Chinese hunt for quake survivors
Beijing - Rescuers in southwest China battled rolling aftershocks on Friday as they scoured toppled buildings for survivors of an earthquake that killed 25 people and injured 250 near the country's border with Myanmar.
The earthquake that struck Yunnan province's mountainous Yingjiang county around midday on Thursday caused more than 1 000 houses and apartment buildings, and parts of a supermarket and a hotel to buckle and fall.
More than 127 000 of the county's 300 000 people have been displaced by the temblor, which Chinese authorities measured at a magnitude 5.8.
Police, firefighters and soldiers rushed to the area to pull out people trapped in the rubble, including a man and girl stuck in the stairwell of a four-story building, according to state broadcaster China Central Television. Rescuers with sniffer dogs searched through the night.
Jin Guangwei, an official from the Yunnan disaster relief centre, said the chances of finding more people alive were shrinking. He said many of the buildings in the area were not built to resist earthquakes and fell easily.
No word from Myanmar
Survivors spent the night in tents while seven aftershocks measuring up to 4.7 in magnitude shook the town, state media reported. CCTV showed people eating meals cooked in large pots over portable stoves in the morning next to tents set up in a public square.
The Civil Affairs Ministry said 25 people had been killed, while another 250 people were injured, 134 of them seriously.
Many of the injured were being treated by medical staff on a basketball court outside Yingjiang county's overcrowded hospital, CCTV footage showed. People with bandaged heads sat in chairs and were hooked up to intravenous drips, while others lay on blankets on the ground.
There was no word on Friday from authorities across the border in Myanmar.
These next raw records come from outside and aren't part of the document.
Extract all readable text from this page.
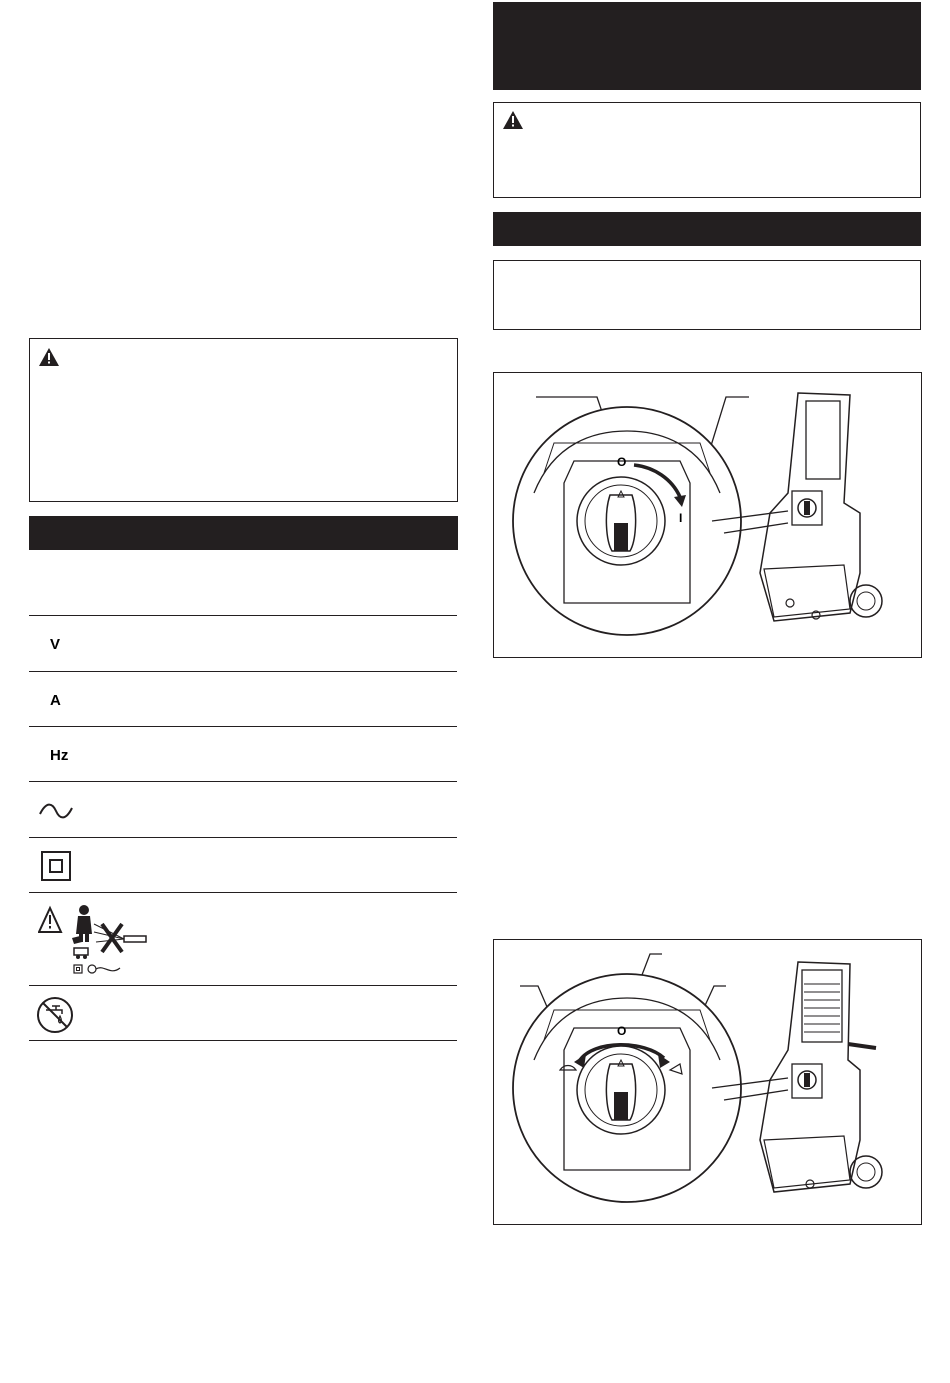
V
A
Hz
O
I
O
The Myanmar Meteorological Department released a statement on Thursday saying a quake had hit some 370km northeast of Mandalay.
The statement did not mention injuries or damage. Authorities in the tightly ruled country tend not to immediately discuss the effects of natural disasters.
All-out effort to help
Much of the area on the Myanmar side has been under the control of various armed ethnic groups, who have battled the Myanmar military to remain free from central government control.
The quake struck while China holds the annual meeting of its legislature in Beijing, a high-profile event that continued to feature prominently on most domestic newspapers and on news broadcasts.
Vice President Xi Jinping, expected to be the country's next leader, called for an "all-out" effort to get food, water and clothing to those affected by the quake, the official Xinhua News Agency reported.
US Secretary of State Hillary Rodham Clinton expressed condolences to the survivors in a statement.
Home to ethnic groups
More than 1 000 soldiers have been sent to aid in rescue efforts while thousands of tents, quilts and coats were being sent from the central government, state media said.
The quake hit while many people, including students, were home for a customary midday rest, CCTV reported.
The mountainous area is 2 400km southwest of Beijing, close to the border with Myanmar, and is home to many ethnic groups on both sides of the border, which sees heavy traffic in people and goods.
Xinhua said the quake-prone region has been hit by more than 1 000 minor tremors over the past two months.